This is Flash Bangs.  He is lighter in color than his brother.  He is much gentler than his brother and of the two is by far the more sociable.


----------



## sawfish99 (Oct 14, 2011)

aggieterpkatie said:
			
		

> Looks good, but I wouldn't consider them vocal at all.    Mine are pretty quiet.  You may want to also add something in there about them being the best breed of goat out there.
> 
> 
> Rolls, I really wish you were closer because I'd give you a good deal on him....especially if I could use him to breed my doe.  I hate to sell him but I just don't have the space.
> ...


Aggieterpkatie - 
Where you are located?  We are in CT and I have a few options within 2 hours for breeding, but would consider others as well.


----------



## aggieterpkatie (Oct 16, 2011)

sawfish99 said:
			
		

> aggieterpkatie said:
> 
> 
> 
> ...


I'm in MD, on the Eastern Shore.  I went to CT last fall and it was 5 hours.
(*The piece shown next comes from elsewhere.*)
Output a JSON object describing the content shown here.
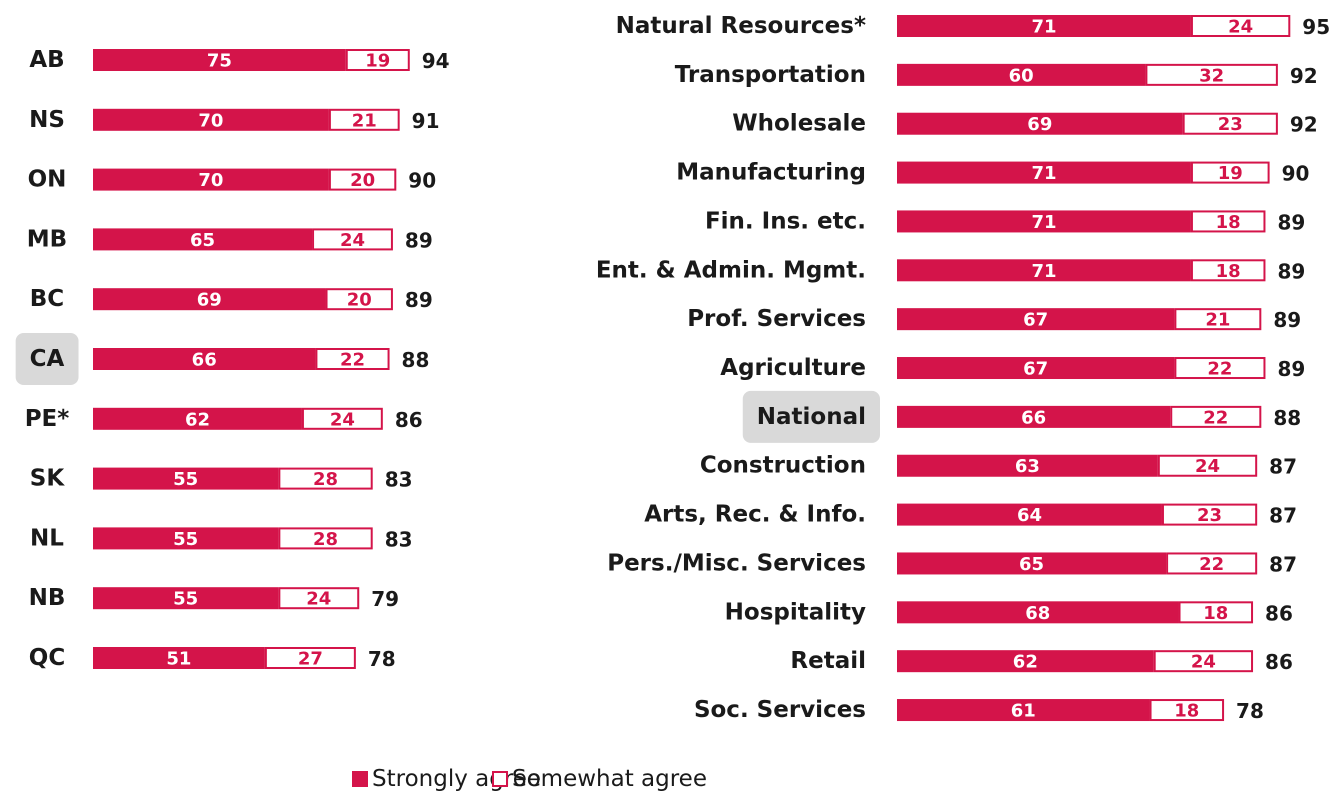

I can't remember exactly where I went, but it was kinda middle of the state.  If I knew he was going to a good home I would definitely cut you a good deal!


----------



## sawfish99 (Oct 17, 2011)

aggieterpkatie said:
			
		

> sawfish99 said:
> 
> 
> 
> ...


Thanks, but that is a little farther than I am interested in traveling.


----------



## MaggieMay (Oct 27, 2011)

Hi
I joined a while ago but havent posted, till I saw this!  Do you still need Ober pics?  We have 3 does, 1 kidded last spring, some pics are very very cute....
I love seeing pics of everyone elses goats, esp the kids.


----------



## elevan (Oct 27, 2011)

We love pictures on this forum    Post away!


----------



## MaggieMay (Oct 27, 2011)

ok, here ya go!

6yr old doe 






6yr old doe and kid





4month old buck kid





buckling


----------



## aggieterpkatie (Oct 27, 2011)

Gorgeous pics!!  Where are ya located?


----------



## MaggieMay (Oct 27, 2011)

aggieterpkatie said:
			
		

> Gorgeous pics!!  Where are ya located?


thanks! 
Im in N Central Valley, Calif.


----------



## Roll farms (Oct 27, 2011)

Alas, Aggie.... she's out of our range.



Pretty goats!


----------